Al momento de esta publicación, el dólar paralelo se cotizaba en 954,68 Bs y la tasa oficial del BCV en 848,55 Bs, según Precio Dólar Paralelo.

Déficit cambiario y presión sobre los precios

La menor oferta enciende las alarmas del sector comercial debido a que la demanda mínima para importaciones no petroleras requiere al menos $1.500 millones cada mes. Los dólares inyectados cubren únicamente el 93% de este requerimiento, un déficit que genera presión inmediata sobre el tipo de cambio y amenaza con reactivar el mercado paralelo.

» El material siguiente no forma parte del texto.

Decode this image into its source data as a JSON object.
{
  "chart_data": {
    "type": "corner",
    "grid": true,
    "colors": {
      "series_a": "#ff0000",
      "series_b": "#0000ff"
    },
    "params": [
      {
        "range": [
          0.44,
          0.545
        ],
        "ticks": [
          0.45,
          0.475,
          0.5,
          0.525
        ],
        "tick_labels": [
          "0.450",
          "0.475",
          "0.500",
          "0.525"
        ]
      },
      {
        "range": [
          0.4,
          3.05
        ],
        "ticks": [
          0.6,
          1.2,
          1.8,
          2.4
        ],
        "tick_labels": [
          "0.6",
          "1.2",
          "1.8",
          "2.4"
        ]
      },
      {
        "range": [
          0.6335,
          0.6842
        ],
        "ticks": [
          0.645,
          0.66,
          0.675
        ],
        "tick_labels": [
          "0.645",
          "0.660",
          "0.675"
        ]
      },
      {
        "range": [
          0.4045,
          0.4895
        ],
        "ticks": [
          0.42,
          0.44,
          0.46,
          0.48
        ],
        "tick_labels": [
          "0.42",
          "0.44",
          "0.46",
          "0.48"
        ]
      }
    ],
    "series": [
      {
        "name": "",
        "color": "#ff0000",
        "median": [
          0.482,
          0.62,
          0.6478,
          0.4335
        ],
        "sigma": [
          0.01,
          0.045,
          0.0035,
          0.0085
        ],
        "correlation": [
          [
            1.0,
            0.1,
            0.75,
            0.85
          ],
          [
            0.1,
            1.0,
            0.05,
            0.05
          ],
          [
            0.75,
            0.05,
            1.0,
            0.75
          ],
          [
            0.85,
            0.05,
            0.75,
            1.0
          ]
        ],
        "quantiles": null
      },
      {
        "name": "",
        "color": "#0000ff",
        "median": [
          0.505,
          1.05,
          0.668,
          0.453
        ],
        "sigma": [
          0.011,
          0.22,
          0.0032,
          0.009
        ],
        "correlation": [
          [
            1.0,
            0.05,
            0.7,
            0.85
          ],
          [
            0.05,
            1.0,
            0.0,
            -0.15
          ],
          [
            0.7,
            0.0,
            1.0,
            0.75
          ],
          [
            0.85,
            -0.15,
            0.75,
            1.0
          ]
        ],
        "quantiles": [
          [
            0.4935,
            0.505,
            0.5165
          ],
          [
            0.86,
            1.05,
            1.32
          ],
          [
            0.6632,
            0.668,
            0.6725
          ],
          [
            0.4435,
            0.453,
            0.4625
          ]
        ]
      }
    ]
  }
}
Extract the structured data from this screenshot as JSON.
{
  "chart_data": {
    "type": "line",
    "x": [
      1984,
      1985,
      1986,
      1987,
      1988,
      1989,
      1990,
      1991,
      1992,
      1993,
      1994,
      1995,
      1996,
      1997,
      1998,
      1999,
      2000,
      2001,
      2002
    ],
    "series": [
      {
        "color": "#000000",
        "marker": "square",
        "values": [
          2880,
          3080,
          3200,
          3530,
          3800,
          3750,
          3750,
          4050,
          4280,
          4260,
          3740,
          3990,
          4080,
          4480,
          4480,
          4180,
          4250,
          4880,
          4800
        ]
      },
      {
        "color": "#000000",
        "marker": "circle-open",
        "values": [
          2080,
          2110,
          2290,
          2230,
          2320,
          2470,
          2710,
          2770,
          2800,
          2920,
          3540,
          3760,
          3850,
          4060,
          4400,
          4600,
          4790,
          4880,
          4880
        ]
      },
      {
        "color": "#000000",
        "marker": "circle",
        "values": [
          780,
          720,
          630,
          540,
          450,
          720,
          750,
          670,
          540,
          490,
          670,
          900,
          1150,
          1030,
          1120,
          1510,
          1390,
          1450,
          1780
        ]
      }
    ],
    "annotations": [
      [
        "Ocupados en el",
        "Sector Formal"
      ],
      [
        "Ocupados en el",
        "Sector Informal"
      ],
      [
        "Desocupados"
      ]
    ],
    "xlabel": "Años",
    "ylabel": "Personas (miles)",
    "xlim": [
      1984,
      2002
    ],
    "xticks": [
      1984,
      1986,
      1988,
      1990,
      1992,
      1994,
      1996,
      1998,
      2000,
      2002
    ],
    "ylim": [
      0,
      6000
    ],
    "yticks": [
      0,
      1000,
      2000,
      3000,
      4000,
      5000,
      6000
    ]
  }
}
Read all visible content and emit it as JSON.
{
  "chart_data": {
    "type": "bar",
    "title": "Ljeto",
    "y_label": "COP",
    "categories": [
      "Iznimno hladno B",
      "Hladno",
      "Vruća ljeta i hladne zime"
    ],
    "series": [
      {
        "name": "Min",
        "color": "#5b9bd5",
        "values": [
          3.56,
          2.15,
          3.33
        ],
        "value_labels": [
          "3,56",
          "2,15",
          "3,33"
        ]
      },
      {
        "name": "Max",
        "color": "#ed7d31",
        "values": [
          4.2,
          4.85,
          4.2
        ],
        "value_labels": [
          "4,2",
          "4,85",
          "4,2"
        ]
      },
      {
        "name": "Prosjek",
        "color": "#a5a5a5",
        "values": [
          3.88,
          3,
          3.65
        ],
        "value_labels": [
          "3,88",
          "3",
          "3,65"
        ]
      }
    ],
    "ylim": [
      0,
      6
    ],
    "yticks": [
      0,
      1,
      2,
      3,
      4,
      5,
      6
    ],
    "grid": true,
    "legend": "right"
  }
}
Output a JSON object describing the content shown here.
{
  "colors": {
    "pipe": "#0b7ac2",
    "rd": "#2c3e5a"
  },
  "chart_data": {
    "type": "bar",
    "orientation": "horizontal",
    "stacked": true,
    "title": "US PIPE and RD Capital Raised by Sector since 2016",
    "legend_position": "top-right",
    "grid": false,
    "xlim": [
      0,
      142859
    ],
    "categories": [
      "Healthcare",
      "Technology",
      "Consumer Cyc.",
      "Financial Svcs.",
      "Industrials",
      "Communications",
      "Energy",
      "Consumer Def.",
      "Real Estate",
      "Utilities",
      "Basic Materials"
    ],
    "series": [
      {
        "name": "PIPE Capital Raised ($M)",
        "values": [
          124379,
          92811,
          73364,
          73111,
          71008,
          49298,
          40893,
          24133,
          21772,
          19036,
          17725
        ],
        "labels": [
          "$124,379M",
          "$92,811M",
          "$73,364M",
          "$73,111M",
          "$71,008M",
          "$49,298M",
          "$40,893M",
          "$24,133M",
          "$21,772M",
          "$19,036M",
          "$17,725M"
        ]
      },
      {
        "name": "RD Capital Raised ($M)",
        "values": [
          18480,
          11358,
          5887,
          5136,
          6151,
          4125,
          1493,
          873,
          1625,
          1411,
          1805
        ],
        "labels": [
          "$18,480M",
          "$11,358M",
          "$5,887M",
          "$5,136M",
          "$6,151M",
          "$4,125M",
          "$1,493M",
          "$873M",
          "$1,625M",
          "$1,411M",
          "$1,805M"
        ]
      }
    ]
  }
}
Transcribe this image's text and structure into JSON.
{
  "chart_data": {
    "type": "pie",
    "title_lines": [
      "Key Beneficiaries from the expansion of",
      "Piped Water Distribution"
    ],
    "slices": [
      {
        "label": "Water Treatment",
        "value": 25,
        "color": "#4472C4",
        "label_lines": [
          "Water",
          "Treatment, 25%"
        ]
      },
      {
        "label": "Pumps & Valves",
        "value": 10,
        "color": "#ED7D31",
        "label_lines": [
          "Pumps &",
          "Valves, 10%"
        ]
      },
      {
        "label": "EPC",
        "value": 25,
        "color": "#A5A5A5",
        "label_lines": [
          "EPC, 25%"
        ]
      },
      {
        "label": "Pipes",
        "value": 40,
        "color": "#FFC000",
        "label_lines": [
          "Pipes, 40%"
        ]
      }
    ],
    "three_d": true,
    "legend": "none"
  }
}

Para absorber los bolívares circulantes y desincentivar el gasto, la autoridad monetaria elevó de forma agresiva los rendimientos mínimos que la banca debe ofrecer a los ahorristas. Las cuentas de ahorro pasaron de un mínimo de 32% a 42%, los depósitos a plazo subieron de 36% a 46%, y las cuentas a la vista pasaron de un histórico 0% a un mínimo de 10%.

Restricciones en la banca y el crédito

Las instituciones financieras deben pagar un 10% por los depósitos a la vista mientras el ente emisor mantiene inmovilizado el 73% de sus fondos en el encaje legal a una tasa del 0%, lo que afecta los márgenes de ganancia de la banca comercial. Asimismo, por primera vez en la historia reciente, el emisor fijó tasas de interés mínimas para los créditos, convirtiendo el techo anterior del 16% en un mínimo obligatorio indexado al dólar oficial.

Ecoanalítica proyecta que estas trabas y el elevado costo por incumplir el encaje legal derivarán en préstamos encarecidos y restringidos que desincentivarán la entrega de nuevos financiamientos durante los próximos seis meses. Como contrapeso, el Ejecutivo recomendó elevar los límites de las tarjetas de crédito de $100 a $300, una medida que representa un alivio acotado para los consumidores frente a la desaceleración del financiamiento general de la economía.